— Oh ! modeste ! Nous savons quelle philanthrope double l’artiste que vous êtes. Votre récompense, c’est de voir votre zèle et votre mérite compris désormais. Vous avez et vous aurez des émules. Les temps sont propices pour toutes les bonnes initiatives humanitaires. Les préjugés de races disparaissent. C’est là le règne de la raison éclairée et le gouvernement algérien lui-même veut que le barbare puisse s’élever jusqu’au civilisé et le vaincu fraterniser avec le vainqueur.
— C’est la meilleure récompense, Noura, cet acheminement vers l’abolition des inimitiés, vers l’amour réciproque des peuples, cette possibilité pour tous de prendre part au banquet d’une vie plus saine et plus large. Une générosité d’âme se généralise dans la multitude et tend à vouloir atténuer toutes les misères, les injustices ou les erreurs commises par la destinée sur un trop grand nombre d’êtres. Le simple geste d’instruire les mains des petites brodeuses, des tisseuses de tapis, des petits peintres de céramiques, ce simple geste suffit pour prouver à la foule musulmane qu’elle est notre sœur, que nous l’aimons, que nous voulons son bien. Et le salaire, si modique qu’il soit, suffit pour éviter bien des douleurs.
— Après l’éducation des doigts viendra celle de l’esprit, dit Noura.

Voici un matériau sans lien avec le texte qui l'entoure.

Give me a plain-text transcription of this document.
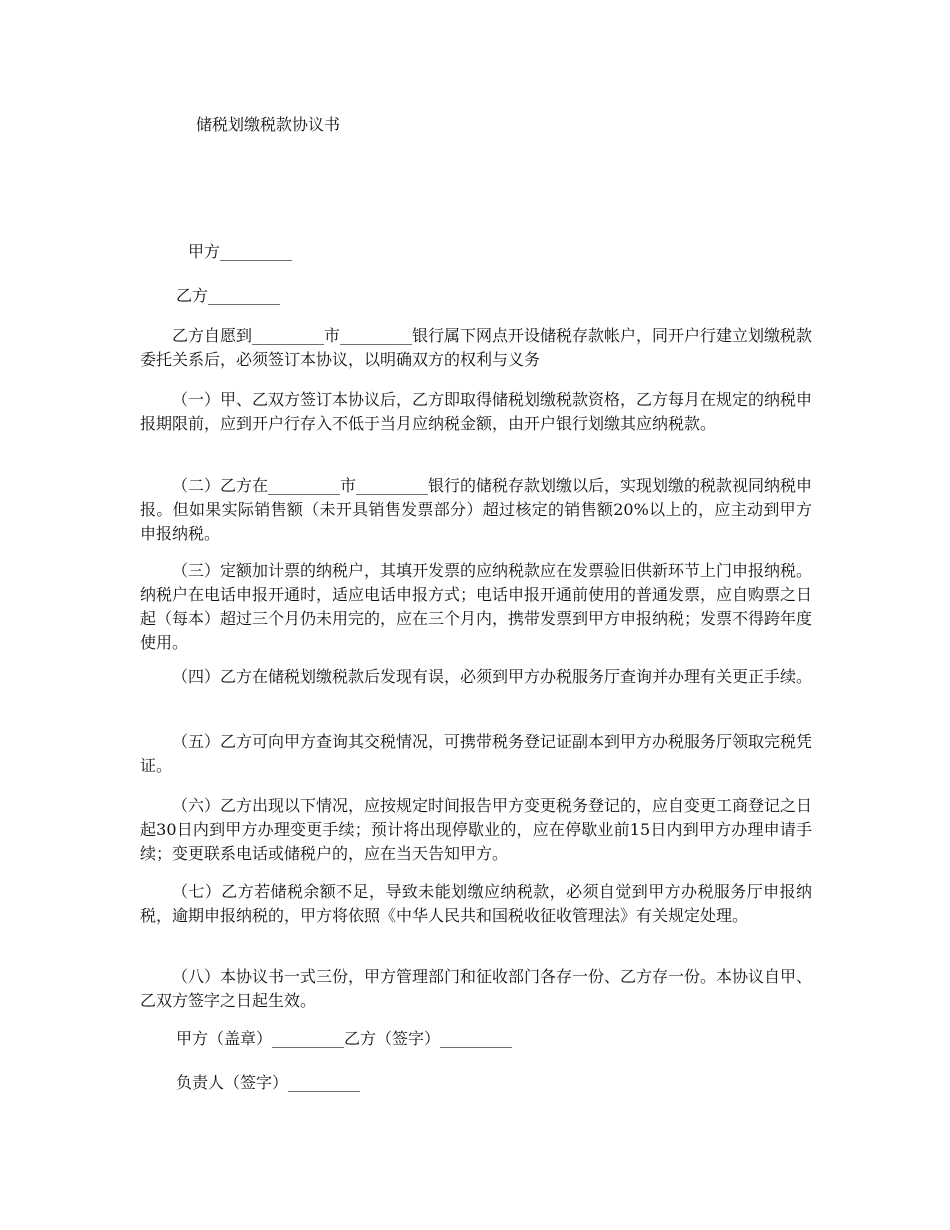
储税划缴税款协议书
甲方_________
乙方_________
乙方自愿到_________市_________银行属下网点开设储税存款帐户，同开户行建立划缴税款委托关系后，必须签订本协议，以明确双方的权利与义务
（一）甲、乙双方签订本协议后，乙方即取得储税划缴税款资格，乙方每月在规定的纳税申报期限前，应到开户行存入不低于当月应纳税金额，由开户银行划缴其应纳税款。
（二）乙方在_________市_________银行的储税存款划缴以后，实现划缴的税款视同纳税申报。但如果实际销售额（未开具销售发票部分）超过核定的销售额20%以上的，应主动到甲方申报纳税。
（三）定额加计票的纳税户，其填开发票的应纳税款应在发票验旧供新环节上门申报纳税。纳税户在电话申报开通时，适应电话申报方式；电话申报开通前使用的普通发票，应自购票之日起（每本）超过三个月仍未用完的，应在三个月内，携带发票到甲方申报纳税；发票不得跨年度使用。
（四）乙方在储税划缴税款后发现有误，必须到甲方办税服务厅查询并办理有关更正手续。
（五）乙方可向甲方查询其交税情况，可携带税务登记证副本到甲方办税服务厅领取完税凭证。
（六）乙方出现以下情况，应按规定时间报告甲方变更税务登记的，应自变更工商登记之日起30日内到甲方办理变更手续；预计将出现停歇业的，应在停歇业前15日内到甲方办理申请手续；变更联系电话或储税户的，应在当天告知甲方。
（七）乙方若储税余额不足，导致未能划缴应纳税款，必须自觉到甲方办税服务厅申报纳税，逾期申报纳税的，甲方将依照《中华人民共和国税收征收管理法》有关规定处理。
（八）本协议书一式三份，甲方管理部门和征收部门各存一份、乙方存一份。本协议自甲、乙双方签字之日起生效。
甲方（盖章）_________乙方（签字）_________
负责人（签字）_________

Nos Algériens suivront l’exemple des Tunisiens. Leur mentalité s’avivera. Au lieu de silhouettes contemplatives, nous verrons en eux des créatures agissantes. Réjouissons-nous pour l’avenir.
Elles prirent congé des deux femmes indifférentes à l’enthousiasme de la jeune fille.
— Restez avec la paix.
L’Amie conduisit Noura dans d’autres logis. L’ombre de ces retraites embaumées de benjoin, bruissantes de bijoux et de murmures arabes était envahie par de laids et discordants emprunts faits au luxe hétéroclite de notre civilisation ; des armoires à glace, des lits anglais, des glaces dorées, des consoles Empire et tout un ameublement, style Louis XV, incrusté de nacre syrienne.
— Les premiers pas vers l’assimilation, soulignait l’Amie avec une ironie triste.
Elles pénétrèrent dans la demeure d’une noble famille où régnait le culte des ancêtres puissants autrefois, et celui de l’émir des émirs, Abd-el-Kader. Le chef de la maison était malade, gravement, et, en signe de chagrin les meubles pompeux étaient voilés d’étoffes blanches. Les sympathies musulmanes s’affirmaient par d’innombrables visites. Dans la salle des hôtes féminins, plusieurs femmes avaient déjà pris place sur d’étroits matelas et des coussins.
Dès l’entrée, Noura vit une superbe figure. C’était une femme vieille, hautaine et coquette dans le large étalement du pantalon turc. Sous un foulard de soie turquoise, ses cheveux teints de henna flambaient. On sentait qu’elle n’avait pas cessé d’être belle et admirée. Ses longs yeux verdâtres exprimaient une volupté fine, inachevée.
Seule, parmi le groupe, elle dédaigna les deux visiteuses d’une autre race. Son mépris ne se traduisait ni par mots ni par gestes, mais son regard reposait obstinément sur les colonnes de marbre noir de la cour. Il évitait les étrangères comme on évite une chose désagréable qu’il faut oublier puisqu’on ne peut la détruire.